Octavio sabía que con ese gesto los Burgos estarían agradecidos, y Ramiro Burgos haría todo para agradecerle ese favor. Al ser un campesino ignorante que solo había aprendido a sumar y unos cuatros ganchos se dejó convencer por el tiburón de, Octavio Marshall.
Los Burgos y Marshall llegaron a un acuerdo, un acuerdo que favorecía a las dos familias, y ese acuerdo fue que sus hijos se unieran en matrimonio.

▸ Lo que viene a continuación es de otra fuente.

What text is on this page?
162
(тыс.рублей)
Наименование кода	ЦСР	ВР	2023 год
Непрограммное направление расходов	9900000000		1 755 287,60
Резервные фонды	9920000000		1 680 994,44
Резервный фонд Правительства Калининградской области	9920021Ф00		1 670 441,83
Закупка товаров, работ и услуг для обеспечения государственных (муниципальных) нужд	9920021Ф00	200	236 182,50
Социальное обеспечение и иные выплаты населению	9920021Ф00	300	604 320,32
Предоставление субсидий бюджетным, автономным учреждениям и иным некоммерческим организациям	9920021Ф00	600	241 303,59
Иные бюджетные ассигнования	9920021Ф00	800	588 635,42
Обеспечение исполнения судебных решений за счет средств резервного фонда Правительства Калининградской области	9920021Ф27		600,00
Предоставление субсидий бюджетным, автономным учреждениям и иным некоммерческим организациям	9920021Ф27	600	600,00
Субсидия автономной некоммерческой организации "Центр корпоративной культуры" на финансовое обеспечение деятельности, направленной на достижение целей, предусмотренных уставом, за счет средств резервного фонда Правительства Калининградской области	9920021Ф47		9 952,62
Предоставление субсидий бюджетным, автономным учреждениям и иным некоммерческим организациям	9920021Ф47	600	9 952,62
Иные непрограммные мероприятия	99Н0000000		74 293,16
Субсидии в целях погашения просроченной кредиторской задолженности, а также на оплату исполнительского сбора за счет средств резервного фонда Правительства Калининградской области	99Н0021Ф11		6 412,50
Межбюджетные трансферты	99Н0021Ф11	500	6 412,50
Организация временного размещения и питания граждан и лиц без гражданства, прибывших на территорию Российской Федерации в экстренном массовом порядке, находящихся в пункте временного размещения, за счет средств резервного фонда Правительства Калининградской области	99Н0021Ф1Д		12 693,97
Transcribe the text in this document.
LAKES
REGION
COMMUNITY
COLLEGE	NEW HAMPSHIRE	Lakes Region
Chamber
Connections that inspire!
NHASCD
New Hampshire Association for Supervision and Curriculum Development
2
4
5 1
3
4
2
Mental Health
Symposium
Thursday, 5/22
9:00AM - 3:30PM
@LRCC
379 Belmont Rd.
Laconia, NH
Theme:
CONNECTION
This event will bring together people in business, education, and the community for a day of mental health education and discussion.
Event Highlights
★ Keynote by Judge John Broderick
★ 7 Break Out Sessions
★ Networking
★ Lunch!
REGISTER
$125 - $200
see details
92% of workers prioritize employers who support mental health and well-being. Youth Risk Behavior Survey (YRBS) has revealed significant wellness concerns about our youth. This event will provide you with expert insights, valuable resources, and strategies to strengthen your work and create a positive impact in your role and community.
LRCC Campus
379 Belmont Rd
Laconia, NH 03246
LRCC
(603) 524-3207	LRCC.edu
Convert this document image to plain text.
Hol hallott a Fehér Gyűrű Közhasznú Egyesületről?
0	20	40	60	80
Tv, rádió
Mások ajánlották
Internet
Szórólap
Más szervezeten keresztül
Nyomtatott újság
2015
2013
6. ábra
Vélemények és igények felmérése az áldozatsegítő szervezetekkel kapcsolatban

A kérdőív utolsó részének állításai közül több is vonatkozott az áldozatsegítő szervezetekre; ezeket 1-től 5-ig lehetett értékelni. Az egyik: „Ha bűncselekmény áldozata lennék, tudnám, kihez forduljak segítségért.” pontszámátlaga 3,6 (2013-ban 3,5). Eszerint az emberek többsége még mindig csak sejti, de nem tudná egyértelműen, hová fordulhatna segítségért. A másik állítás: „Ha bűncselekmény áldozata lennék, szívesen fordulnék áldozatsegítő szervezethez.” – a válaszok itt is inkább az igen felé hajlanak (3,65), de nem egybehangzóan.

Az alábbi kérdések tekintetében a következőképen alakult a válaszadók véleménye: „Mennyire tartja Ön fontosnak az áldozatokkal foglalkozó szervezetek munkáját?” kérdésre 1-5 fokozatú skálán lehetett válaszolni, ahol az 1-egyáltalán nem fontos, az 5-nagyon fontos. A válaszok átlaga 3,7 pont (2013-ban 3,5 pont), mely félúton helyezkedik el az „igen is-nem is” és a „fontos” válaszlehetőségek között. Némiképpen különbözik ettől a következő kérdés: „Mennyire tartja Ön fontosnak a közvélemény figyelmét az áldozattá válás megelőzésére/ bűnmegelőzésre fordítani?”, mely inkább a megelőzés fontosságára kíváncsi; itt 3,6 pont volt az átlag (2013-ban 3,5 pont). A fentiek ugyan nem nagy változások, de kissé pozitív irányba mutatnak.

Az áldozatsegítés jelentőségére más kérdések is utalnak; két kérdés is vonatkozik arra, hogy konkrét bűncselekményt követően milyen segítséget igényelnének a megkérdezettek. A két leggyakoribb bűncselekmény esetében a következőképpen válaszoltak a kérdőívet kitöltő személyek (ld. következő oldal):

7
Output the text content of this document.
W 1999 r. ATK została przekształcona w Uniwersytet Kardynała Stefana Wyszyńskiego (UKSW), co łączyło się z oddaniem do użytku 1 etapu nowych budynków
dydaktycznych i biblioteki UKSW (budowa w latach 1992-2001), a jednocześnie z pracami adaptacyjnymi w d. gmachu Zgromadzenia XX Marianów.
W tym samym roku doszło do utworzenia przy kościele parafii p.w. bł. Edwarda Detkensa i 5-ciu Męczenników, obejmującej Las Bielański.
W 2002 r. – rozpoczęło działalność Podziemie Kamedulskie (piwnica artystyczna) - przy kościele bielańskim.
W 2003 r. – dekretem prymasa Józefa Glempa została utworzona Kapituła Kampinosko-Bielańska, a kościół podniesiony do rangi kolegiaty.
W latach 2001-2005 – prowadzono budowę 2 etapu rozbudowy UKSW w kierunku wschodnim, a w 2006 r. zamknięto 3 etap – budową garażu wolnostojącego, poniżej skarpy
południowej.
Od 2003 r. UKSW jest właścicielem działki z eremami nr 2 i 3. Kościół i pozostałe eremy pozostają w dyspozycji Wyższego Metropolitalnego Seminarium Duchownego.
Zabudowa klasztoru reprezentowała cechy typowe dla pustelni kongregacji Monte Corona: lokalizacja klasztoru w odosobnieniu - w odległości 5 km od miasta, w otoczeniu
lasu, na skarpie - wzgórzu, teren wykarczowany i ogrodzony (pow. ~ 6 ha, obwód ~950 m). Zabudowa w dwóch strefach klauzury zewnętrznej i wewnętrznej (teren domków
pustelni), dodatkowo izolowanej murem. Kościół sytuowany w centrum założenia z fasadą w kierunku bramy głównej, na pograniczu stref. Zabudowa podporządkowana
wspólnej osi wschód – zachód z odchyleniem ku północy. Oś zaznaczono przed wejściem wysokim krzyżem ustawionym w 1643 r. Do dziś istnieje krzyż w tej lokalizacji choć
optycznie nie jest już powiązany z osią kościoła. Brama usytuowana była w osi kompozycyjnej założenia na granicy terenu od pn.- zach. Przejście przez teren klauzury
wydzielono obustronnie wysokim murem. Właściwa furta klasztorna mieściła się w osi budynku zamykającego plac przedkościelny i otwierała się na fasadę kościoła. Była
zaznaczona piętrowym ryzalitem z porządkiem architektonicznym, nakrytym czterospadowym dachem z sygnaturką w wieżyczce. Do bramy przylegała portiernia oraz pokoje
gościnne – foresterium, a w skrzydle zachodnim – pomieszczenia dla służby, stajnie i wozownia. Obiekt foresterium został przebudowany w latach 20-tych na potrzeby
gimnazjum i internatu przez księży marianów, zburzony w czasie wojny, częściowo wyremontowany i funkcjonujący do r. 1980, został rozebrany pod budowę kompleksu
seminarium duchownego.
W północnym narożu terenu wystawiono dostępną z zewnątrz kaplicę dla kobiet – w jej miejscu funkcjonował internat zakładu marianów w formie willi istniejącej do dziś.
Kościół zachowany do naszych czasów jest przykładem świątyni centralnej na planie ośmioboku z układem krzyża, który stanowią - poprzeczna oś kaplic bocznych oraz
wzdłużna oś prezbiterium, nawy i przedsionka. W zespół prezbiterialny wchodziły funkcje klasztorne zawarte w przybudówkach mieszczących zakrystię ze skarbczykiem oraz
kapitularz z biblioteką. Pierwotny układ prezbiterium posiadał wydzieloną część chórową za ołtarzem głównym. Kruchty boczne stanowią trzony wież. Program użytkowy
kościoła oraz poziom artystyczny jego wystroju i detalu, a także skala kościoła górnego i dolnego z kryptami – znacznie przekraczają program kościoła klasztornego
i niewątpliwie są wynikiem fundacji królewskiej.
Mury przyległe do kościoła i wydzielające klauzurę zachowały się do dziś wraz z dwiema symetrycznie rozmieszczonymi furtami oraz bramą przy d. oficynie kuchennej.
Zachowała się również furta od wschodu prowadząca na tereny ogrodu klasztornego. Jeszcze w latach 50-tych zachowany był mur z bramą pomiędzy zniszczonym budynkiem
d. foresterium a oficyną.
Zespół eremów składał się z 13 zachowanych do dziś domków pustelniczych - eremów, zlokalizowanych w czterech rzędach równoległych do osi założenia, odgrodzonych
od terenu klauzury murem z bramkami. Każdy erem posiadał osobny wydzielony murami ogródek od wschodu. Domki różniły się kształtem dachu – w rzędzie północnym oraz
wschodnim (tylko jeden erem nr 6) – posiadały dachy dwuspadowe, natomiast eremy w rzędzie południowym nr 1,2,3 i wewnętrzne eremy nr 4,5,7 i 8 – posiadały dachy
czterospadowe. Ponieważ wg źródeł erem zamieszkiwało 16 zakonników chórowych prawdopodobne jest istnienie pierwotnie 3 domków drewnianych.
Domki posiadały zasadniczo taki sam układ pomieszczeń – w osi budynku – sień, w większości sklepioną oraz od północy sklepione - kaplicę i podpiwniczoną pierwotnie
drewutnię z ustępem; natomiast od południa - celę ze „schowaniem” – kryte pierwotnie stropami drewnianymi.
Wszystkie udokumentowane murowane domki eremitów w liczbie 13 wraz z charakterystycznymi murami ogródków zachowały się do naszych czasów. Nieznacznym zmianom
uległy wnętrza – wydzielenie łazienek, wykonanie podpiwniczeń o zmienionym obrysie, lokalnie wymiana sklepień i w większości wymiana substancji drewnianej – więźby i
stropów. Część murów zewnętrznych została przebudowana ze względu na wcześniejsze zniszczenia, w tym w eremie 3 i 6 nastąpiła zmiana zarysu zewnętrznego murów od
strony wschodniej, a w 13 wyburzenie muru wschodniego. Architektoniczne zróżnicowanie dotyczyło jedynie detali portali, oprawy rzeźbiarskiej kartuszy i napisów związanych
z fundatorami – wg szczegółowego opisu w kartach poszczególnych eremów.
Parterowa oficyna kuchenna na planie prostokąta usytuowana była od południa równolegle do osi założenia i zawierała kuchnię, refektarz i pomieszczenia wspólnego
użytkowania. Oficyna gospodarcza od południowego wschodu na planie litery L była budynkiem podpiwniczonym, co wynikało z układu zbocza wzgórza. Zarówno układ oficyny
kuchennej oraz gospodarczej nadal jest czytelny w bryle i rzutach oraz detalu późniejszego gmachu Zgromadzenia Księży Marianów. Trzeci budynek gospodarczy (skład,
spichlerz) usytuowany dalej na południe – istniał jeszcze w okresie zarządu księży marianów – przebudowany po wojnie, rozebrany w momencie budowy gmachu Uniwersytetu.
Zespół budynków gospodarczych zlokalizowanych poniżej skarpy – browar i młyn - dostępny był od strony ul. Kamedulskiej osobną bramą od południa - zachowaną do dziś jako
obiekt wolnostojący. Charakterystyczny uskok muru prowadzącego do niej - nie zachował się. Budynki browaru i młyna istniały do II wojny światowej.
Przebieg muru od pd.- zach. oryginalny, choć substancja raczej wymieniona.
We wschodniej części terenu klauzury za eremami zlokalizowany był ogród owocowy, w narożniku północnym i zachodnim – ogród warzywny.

Para Ramiro no fue difícil convencer a Mahianela, tenía un fuerte dominio hacia ella, que su palabra era ley, y su hija solo acataba las órdenes. En cuanto a Octavio, él si la tuvo más difícil ya que, Ernesto tenía novia y no pensaba abandonarla por nada del mundo, por eso se vio obligado a mover algunas fichas en la ciudad para que su hijo se desilusionara de aquella mujer y aceptara el compromiso con Mahianela. Después de haber conseguido su propósito, continúo con los planes.